Comment by contravariant

1 year ago

Could be, but 'AI model says weird shit' has almost never stuck around unless it's public (which won't happen here), really common, or really blatantly wrong. And usually at least 2 of those three.

For something usually hidden the first two don't really apply that well, and the last would have to be really blatant unless you want an article about "Model recovers from mistake" which is just not interesting.

And in that scenario, it would have to mean the CoT contains something like blatant racism or just a general hatred of the human race. And if it turns out that the model is essentially 'evil' but clever enough to keep that hidden then I think we ought to know.

4 comments

contravariant

fragmede 1 year ago

It's not racism, but from today, here's TechCrunch with: Hacker tricks ChatGPT into giving out detailed instructions for making homemade bombs

https://techcrunch.com/2024/09/12/hacker-tricks-chatgpt-into...

bongodongobob 1 year ago

Just no.

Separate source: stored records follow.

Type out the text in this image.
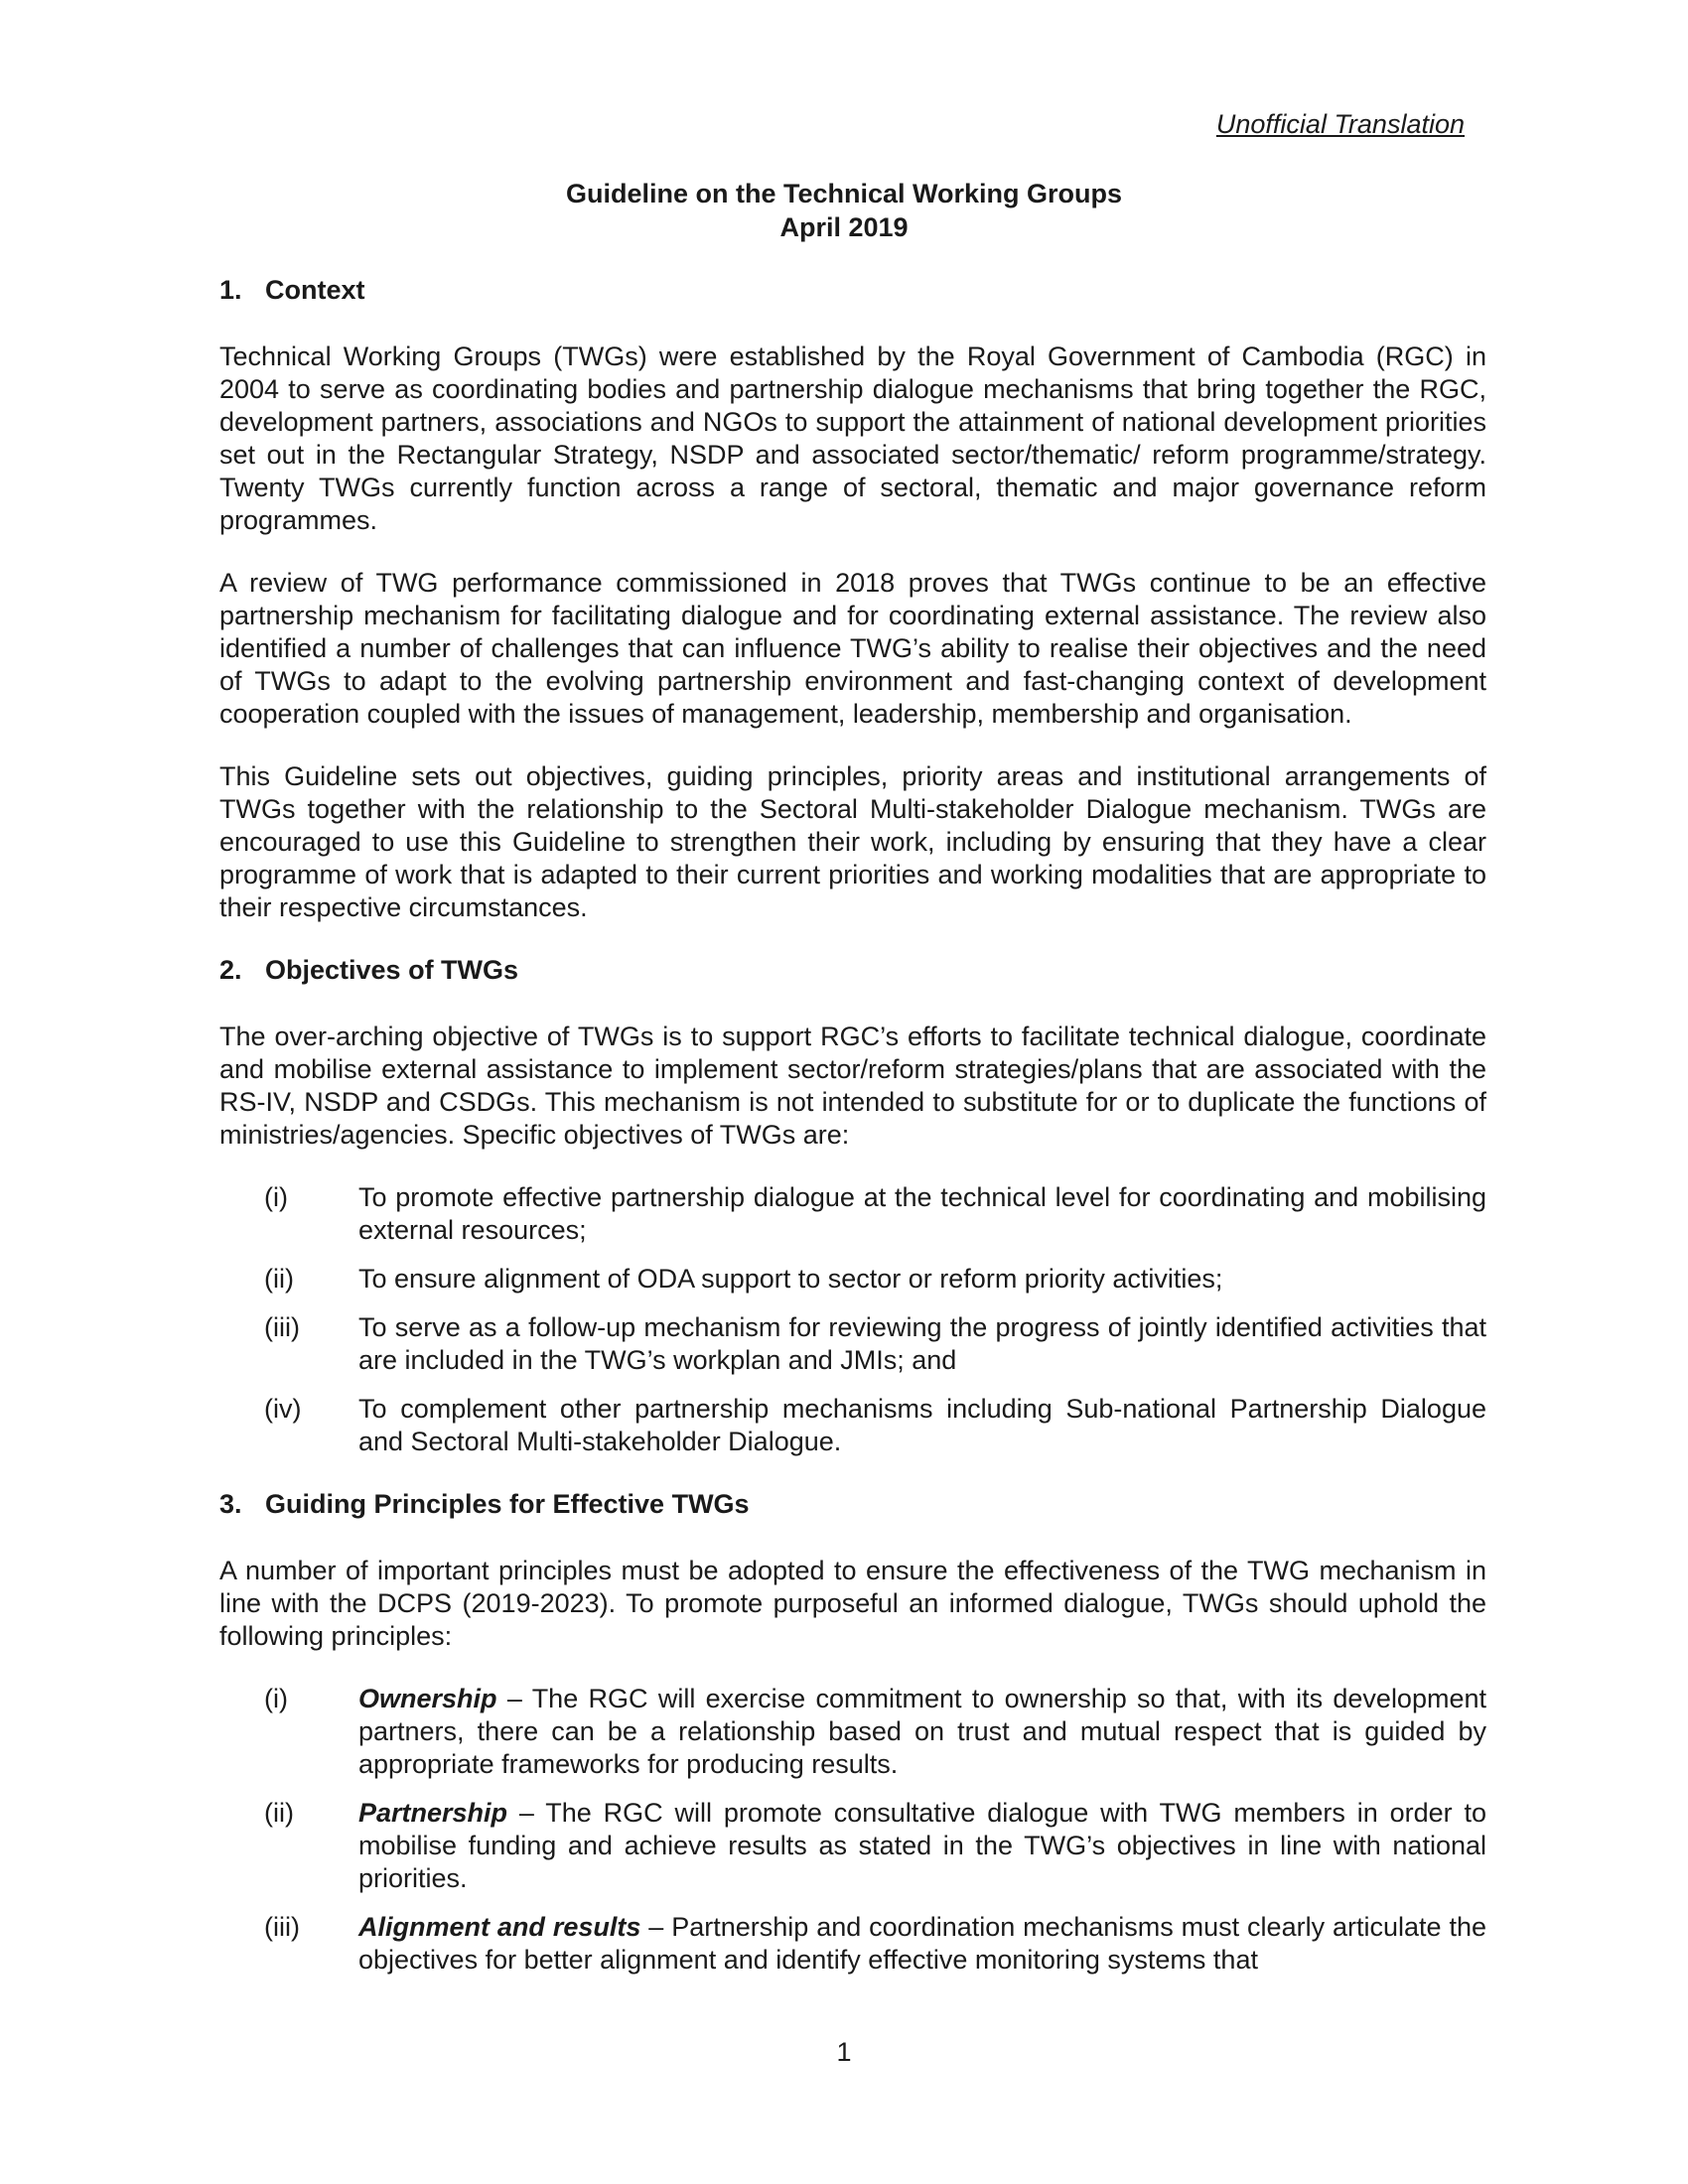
Unofficial Translation
Guideline on the Technical Working Groups
April 2019
1. Context

Technical Working Groups (TWGs) were established by the Royal Government of Cambodia (RGC) in 2004 to serve as coordinating bodies and partnership dialogue mechanisms that bring together the RGC, development partners, associations and NGOs to support the attainment of national development priorities set out in the Rectangular Strategy, NSDP and associated sector/thematic/ reform programme/strategy. Twenty TWGs currently function across a range of sectoral, thematic and major governance reform programmes.

A review of TWG performance commissioned in 2018 proves that TWGs continue to be an effective partnership mechanism for facilitating dialogue and for coordinating external assistance. The review also identified a number of challenges that can influence TWG’s ability to realise their objectives and the need of TWGs to adapt to the evolving partnership environment and fast-changing context of development cooperation coupled with the issues of management, leadership, membership and organisation.

This Guideline sets out objectives, guiding principles, priority areas and institutional arrangements of TWGs together with the relationship to the Sectoral Multi-stakeholder Dialogue mechanism. TWGs are encouraged to use this Guideline to strengthen their work, including by ensuring that they have a clear programme of work that is adapted to their current priorities and working modalities that are appropriate to their respective circumstances.

2. Objectives of TWGs

The over-arching objective of TWGs is to support RGC’s efforts to facilitate technical dialogue, coordinate and mobilise external assistance to implement sector/reform strategies/plans that are associated with the RS-IV, NSDP and CSDGs. This mechanism is not intended to substitute for or to duplicate the functions of ministries/agencies. Specific objectives of TWGs are:

(i)	To promote effective partnership dialogue at the technical level for coordinating and mobilising external resources;
(ii) To ensure alignment of ODA support to sector or reform priority activities;
(iii) To serve as a follow-up mechanism for reviewing the progress of jointly identified activities that are included in the TWG’s workplan and JMIs; and
(iv) To complement other partnership mechanisms including Sub-national Partnership Dialogue and Sectoral Multi-stakeholder Dialogue.
3. Guiding Principles for Effective TWGs

A number of important principles must be adopted to ensure the effectiveness of the TWG mechanism in line with the DCPS (2019-2023). To promote purposeful an informed dialogue, TWGs should uphold the following principles:

(i)	Ownership – The RGC will exercise commitment to ownership so that, with its development partners, there can be a relationship based on trust and mutual respect that is guided by appropriate frameworks for producing results.
(ii) Partnership – The RGC will promote consultative dialogue with TWG members in order to mobilise funding and achieve results as stated in the TWG’s objectives in line with national priorities.
(iii) Alignment and results – Partnership and coordination mechanisms must clearly articulate the objectives for better alignment and identify effective monitoring systems that
1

AI being racist is still a popular meme. "Because the programmers are white males blah blah".

abenga 1 year ago
Why can't it be, if it were (I'm not saying that it is, mind) trained on racist material?
- bongodongobob 1 year ago
  
  The problem is being kind of right (but not really) for the wrong reasons. Normies think it was told to be a certain way. While kind of true, they think of it more like Eliza.